NIM : 043461085
Masalah investasi
Potensi dampak investasi di Indonesia bisa mencapai triliunan rupiah. Institute for
Development of Economics and Finance (INDEF) memprediksi, ada potensi kehilangan nilai
investasi sebesar Rp127 triliun akibat merebaknya COVID-19. Hal ini bukan tanpa alasan,
mengingat salah satu faktor penyebabnya adalah prospek kegiatan dan pertumbuhan
ekonomi yang semakin hari kian tertekan.
Hal ini dikuatkan oleh pemerintah yang menyatakan bahwa setiap ada penurunan nilai
ekonomi RRT 1% maka akan memberikan dampak penurunan pada ekonomi Indonesia
sebesar 0,3%. Melihat situasi yang terus berkembang, bukan tidak mungkin ekonomi RRT
bisa merosot sampai pada level 5% pada 2020.

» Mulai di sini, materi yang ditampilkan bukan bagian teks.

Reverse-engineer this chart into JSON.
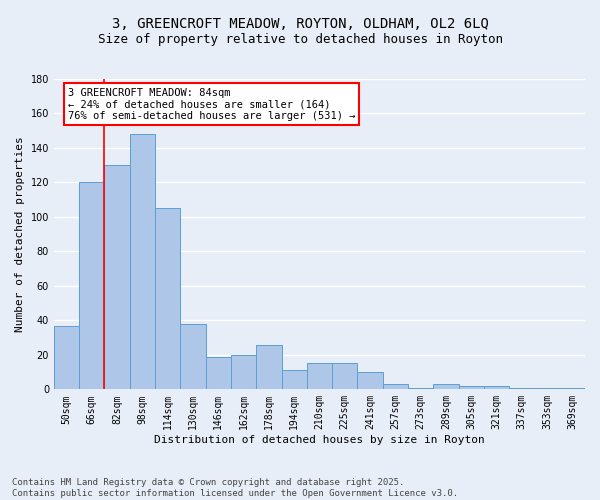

Ida Fauziah, Menteri Ketenagakerjaan, memaparkan bahwa salah satu target industri yang
paling merasakan dampak dari COVID-19 adalah sektor pariwisata. Hal ini terutama
disebabkan oleh kebijakan Indonesia dan negara lain yang menutup akses bandara dari
penerbangan internasional yang membuat jumlah kunjungan turis ke Indonesia anjlok.
Badan Pusat Statistik mencatat, terdapat penurunan sebesar 7,62% pada kunjungan
wisatawan mancanegara di bulan Januari 2020, periode saat COVID-19 mulai merebak di
dunia. Akibatnya, menurut Kementerian Ketenagakerjaan, tidak sedikit pemilik hotel di Bali
dan Batam yang terpaksa merumahkan karyawan mereka.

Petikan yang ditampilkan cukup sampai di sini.